Rendering the mesh with point and directional lighting

The first step is rendering all the meshes with their correct materials. This involves switching between shaders to draw meshes with PBR, Blinn-Phong or other lighting models so that they react correctly to the point and directional lights in the scene. I am skipping over a lot here because this is a topic which deserves a better explanation than I can give but Google’s Filament documentation is a great resources for understanding materials.

At this stage things looks either way too dark or way too bright, that’s mainly because of tonemapping. Tonemapping is one of the last steps in my pipeline and it will transform from a high dynamic range (HDR) to something screens can display properly.

Shadows ¶

Base render with directional shadows

To add shadows I sample a cascaded shadow map, this allows a shader to know if a point should be in shadow. Being in shadow in this case means that the directional light contribution is zero, because point lights don’t cast shadows (shadows are very expensive so reducing the number of casters is important).

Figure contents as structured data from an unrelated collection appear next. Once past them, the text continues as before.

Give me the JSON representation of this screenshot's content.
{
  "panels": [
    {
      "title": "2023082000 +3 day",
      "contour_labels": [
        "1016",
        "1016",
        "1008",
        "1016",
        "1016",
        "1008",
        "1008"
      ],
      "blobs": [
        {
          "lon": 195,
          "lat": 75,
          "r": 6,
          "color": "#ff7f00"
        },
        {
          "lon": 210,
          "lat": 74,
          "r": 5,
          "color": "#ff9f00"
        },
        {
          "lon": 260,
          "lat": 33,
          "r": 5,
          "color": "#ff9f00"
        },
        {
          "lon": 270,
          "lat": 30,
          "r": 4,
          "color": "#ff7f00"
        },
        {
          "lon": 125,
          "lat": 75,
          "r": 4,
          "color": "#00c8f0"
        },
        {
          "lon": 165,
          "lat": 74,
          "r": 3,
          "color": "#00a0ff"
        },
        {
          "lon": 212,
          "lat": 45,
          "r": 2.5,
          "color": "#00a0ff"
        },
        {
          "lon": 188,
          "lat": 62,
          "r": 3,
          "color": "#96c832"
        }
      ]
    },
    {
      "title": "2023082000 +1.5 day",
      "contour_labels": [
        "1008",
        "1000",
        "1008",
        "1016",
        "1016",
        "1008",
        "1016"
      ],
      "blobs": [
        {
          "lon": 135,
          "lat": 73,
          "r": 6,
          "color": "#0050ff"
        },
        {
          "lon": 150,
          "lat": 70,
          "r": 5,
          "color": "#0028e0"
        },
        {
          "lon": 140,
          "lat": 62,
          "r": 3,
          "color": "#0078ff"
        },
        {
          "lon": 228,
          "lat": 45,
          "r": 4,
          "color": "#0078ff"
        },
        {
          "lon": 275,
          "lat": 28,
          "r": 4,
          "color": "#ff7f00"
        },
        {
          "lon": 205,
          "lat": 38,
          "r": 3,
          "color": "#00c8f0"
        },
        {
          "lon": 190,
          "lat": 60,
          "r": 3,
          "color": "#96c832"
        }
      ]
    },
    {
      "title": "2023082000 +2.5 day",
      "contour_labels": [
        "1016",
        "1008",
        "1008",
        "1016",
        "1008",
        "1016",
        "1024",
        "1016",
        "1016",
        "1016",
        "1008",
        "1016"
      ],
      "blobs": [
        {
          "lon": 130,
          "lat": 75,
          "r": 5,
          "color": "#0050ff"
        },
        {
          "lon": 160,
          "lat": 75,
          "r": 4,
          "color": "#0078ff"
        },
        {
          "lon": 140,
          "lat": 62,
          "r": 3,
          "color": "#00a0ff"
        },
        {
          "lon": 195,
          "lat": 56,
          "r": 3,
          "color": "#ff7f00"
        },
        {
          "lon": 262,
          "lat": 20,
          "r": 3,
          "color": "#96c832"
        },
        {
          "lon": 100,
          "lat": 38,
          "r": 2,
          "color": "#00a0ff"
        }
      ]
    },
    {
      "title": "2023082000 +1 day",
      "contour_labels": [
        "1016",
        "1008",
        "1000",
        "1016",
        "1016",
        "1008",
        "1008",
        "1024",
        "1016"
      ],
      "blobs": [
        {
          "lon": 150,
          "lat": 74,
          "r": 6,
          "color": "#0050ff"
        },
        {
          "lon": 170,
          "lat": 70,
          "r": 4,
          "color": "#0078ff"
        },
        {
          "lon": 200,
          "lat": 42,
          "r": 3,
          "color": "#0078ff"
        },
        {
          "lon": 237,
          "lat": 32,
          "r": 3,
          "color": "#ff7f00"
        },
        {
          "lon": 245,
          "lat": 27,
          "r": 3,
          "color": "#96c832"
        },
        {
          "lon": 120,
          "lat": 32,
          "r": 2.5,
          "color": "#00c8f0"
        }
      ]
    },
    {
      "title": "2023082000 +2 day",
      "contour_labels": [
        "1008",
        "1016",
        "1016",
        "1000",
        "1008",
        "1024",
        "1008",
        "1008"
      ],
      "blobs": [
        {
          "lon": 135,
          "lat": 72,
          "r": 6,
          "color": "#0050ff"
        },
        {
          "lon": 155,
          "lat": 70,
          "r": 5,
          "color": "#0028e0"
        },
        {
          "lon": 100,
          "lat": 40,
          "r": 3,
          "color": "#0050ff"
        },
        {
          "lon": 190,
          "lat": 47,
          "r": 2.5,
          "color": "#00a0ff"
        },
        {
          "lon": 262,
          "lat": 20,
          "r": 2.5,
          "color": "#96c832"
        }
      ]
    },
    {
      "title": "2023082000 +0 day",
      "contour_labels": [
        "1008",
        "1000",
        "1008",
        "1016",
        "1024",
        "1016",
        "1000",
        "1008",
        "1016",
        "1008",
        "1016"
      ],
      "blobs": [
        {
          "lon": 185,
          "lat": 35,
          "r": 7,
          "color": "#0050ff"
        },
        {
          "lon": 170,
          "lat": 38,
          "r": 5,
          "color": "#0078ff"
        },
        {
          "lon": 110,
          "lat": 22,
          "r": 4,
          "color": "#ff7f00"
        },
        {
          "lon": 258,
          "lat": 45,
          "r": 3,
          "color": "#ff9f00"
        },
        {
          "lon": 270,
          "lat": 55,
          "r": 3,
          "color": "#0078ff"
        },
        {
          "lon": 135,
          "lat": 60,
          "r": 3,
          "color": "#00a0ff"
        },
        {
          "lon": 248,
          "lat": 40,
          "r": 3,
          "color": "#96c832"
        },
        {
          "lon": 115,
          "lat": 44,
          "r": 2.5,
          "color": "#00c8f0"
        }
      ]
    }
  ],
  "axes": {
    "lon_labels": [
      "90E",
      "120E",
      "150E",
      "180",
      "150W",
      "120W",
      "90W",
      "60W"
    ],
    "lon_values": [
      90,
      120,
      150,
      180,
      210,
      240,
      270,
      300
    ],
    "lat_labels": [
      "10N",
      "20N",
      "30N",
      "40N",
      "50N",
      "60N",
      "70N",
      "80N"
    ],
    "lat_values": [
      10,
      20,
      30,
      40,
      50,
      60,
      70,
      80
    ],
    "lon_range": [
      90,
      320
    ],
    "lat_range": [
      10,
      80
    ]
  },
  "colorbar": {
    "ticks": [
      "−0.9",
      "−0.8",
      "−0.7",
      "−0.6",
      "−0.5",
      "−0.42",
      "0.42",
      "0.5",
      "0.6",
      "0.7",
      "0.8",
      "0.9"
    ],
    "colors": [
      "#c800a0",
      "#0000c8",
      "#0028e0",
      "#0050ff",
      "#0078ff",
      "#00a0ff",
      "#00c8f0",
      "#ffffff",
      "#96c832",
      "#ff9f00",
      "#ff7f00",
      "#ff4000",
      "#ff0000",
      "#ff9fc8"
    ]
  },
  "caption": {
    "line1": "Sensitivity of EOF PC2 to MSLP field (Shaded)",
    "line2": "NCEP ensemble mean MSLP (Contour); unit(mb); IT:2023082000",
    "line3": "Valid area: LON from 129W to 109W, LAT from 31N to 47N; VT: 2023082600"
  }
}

Nearest slice of the cascaded shadow map

The cascaded shadow map is a depth only pass which happens before rendering, it stores the relative depth of geometry from a directional light’s perspective. A point can be projected into the light’s view and it’s depth compared with the depth map to determine if the point is in shadow. If you’re curious, the shadow shader is fairly simple (ignore the vegetation, skeletal animation and clipping) and the sampler which reduces aliasing from sampling the shadow map.

Volumetrics ¶

Volumetric fog

Each point also samples an accumulated volumetric fog color which is added to the resulting color. This adds a sense of depth to the lighting by roughly approximating in-scattering due to particulates in the atmosphere (such as the small water droplets in fog). This has the byproduct of adding some extra ambient lighting.

A slice of the raymarched volumetric 3D texture

This accumulated color is computed by marching rays through the camera’s frustrum, accumulating color and density in a low resolution 3D texture. This technique was created for EA’s frostbite engine which they documented or you can see my compute shaders, which I broke into two steps: volume integration and raymarching

Post Processing ¶

Most of these effects should be familiar to anyone who has played 3D games, so I am going to move quickly over them. All these post processing steps are fairly simple, if fiddly, and can be found in a single shader for my engine.

Antialiasing ¶

Fast Approximate Anti Aliasing (FXAA) and multisampling

Antialiasing reduces the jagged edges created during the rasterization process. FXAA is a screen space effect which was developed by NVIDIA which essentially blurs jagged edges. It is becoming less important with the development of temporal antialiasing techniques and neural network based up-samplers.

Bloom ¶

Additive blending with bloom texture

Bloom simulates the blurring that occurs when looking at bright lights. This effect is achieved by creating a blurred version of the screen texture and blending additively ( $\text{color}_{\text{bloom}} = \text{color}_{\text{screen}} + \text{color}_{\text{blurred}}$ ). I use the classic progressive downsampling method after I foun it less expensive than a Gaussian blur with no noticeable quality loss.

Ambient Occlusion ¶

Screen space ambient occlusion, very subtle due to large error

Screen space ambient occlusion (SSAO) calculates regions with high concavity and adds extra shadows, I have kept this extremely subtle because this is mostly a failed experiment (I replaced SSAO with a lightmapper which produces much more physically accurate results but was too slow to generate for Sponza on my laptop).

Exposure and Dynamic Range ¶

Eye exposure correction, Uncharted 2 Tonemapping, Gamma correction

Eye exposure correction approximates the contraction and dilation of our pupils when it is very bright or dark, similar to how a film camera can automatically adjust it’s exposure. Tonemapping compresses the floating point colors (HDR) we have been using into the 0-1 range of a monitor, Gamma correction then converts the linear brightness to a curve which fits the perceived brightness of the monitor’s pixels.

Effects ¶

A simple vignette, darkens screen corners